I don't know who this Yattering is, in fact, I don't live on Baja - but after reading this thread, I think I'm missing out! I offer my objective POV - I fully side with Lindae and agree she should offer the misunderstood said Yattering a safe haven. On my other objective POV - Anyone who also has a monthly named wardrobe such as I (and Fern) is a kindred spirit! I think I shall build a summer home there, and perhaps winter there too.
HIMZ DOS LIKE WALKIN AROUND IN WOMENS UNDIES,LIKE DA FEEL OD DEM
Who told you that?!
*looks at Alouenikah*
*avoids eye contact*
DAT WAS HIMZ YERG
HIMZ TOLDS MEES
I had to re-read that. I thought you were still talking about Yattery and i had no idea there was any difference between he-goblin and she-goblin buttflaps
I am led to believe that a male goblin has a cloaca.
WEES CLEAR DIS FER PEOOOPLES
YATTERING BEES A TINY DEAMON, HIMS MOMMA BEES MESANNA. HERZ ADOPTED HIMZ.
Admittedly I haven't meditated much upon the Yattering's nether regions; perhaps I should have.
NERG HIMZ PEEES ON YOOS
A what? would it be possible to draw a picture of a goblin wearing one?
*wonders how much mind bleach Wild Star has left after this thread*
*whispers* I have Mind Bleach made on a regular schedule.
Pictured: The Yattering's private parts.
And now Alouenikah's gone all huffy because I'm contemplating another man's genitalia. For heaven's sake, you ridiculous old turd, I'm not even sure that the Yattering is male - it could reproduce asexually by splitting in half like an amoeba for all we know.
About an hour ago while I was tending the Magincia Gardens, out of the corner of my eye I spotted what I believe was the Yattering. Fearing it would pee and what not all over the garden if it saw me I quickly fled home and hid. Oh. After locking the doors and shuttering the windows.
Sure enough, a few minutes later I saw it lurking around the outside of my house. I strongly suggest that all residents of Magincia lock the doors and protect your home.

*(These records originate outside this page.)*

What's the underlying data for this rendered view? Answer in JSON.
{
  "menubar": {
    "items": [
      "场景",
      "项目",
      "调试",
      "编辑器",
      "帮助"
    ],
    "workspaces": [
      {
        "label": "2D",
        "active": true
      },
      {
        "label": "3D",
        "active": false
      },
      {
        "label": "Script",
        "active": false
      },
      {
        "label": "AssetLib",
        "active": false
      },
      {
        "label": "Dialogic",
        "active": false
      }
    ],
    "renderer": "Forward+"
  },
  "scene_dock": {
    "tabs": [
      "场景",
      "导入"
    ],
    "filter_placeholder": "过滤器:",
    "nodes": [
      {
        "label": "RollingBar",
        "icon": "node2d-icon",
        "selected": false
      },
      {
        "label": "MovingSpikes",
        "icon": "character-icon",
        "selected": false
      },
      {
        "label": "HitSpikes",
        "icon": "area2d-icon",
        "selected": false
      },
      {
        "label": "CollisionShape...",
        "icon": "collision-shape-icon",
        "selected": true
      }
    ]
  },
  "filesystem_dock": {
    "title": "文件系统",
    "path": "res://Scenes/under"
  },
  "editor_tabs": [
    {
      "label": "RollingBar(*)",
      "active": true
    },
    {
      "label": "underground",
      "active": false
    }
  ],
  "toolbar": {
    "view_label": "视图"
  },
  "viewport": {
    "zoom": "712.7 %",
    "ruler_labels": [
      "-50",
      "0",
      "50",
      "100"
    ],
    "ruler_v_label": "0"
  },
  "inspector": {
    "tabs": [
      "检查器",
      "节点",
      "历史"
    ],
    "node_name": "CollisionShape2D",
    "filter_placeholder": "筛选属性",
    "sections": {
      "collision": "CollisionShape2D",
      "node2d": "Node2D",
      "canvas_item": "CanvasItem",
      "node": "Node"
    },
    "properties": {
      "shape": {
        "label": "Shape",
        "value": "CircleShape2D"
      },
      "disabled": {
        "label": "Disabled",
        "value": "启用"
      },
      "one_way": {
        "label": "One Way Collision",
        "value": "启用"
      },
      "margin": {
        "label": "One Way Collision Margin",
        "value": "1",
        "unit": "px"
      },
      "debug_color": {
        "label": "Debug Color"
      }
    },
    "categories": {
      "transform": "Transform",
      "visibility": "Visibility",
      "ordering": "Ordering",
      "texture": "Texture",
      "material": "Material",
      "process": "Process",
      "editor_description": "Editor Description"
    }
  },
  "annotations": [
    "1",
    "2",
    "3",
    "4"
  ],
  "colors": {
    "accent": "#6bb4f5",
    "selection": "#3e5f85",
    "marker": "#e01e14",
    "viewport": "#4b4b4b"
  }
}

HIMZ JUST LONELY, LOOKIN FER HIMZ MAMA
Dear Mr. Giantfart,
I remember well the last time Yattering and his Mama were together in this little land and we're still paying the price. There is no land large enough to accommodate us mere mortals, and Yattering and his Mama.
Many citizens, those that survived, shudder at the thought of all the 'finner painting' covered up with pee, ravaged, bitten Town Guards with armor dented and torn.
Seriously Folk, all we need to do is hire a Town Guard (looks at The Slug) to play the Pied Piper and lead Yattering to his home where YOU can try, and I mean try keeping him contained. You do remember the password to get into his home yes?
HIMZ TEACHES MEES TO FINNER PAINT. HIMZ MEES FREIND
Thanks for believing that Town Guard Hawkeye can outwit anything more intelligent than a mongbat! I will do my best to lure him in and if that fails I'll just beat him into submission with my trusty 6 iron of death (war axe)
*Just hopes "Mama" isn't around or I'll likely be the one receiving the beating*
Yattering or Mama Faith? hmmm...
Okay, we all know Mama Faith can't stay mad at anyone for very long so... I'll take Mama Faith over the Yattering any day.
nooos mama faith , herz beees nicey. herz makes cookies
yatterings mama mesanna
Oppsies. I saw Mama and automatically thought of Mama Faith. I was interpreting it as Mama Faith would get after him for harming the Yattering. Her big heart and all.
Yeah, Mama Mesanna .. different story for sure!
YERG MEEES LUBS MAMA FAITH
Mees lubs Mama Faith too!!
This can't be good. I ran across this at WBB. The book (which I didnt get a screenie of) was entitled Wees Protests!! by Reeky Bugbutt
Oh dear this is even worse than I thought! *wonders if there is gargoyle/goblin conspiracy? And maybe I need to make my house private!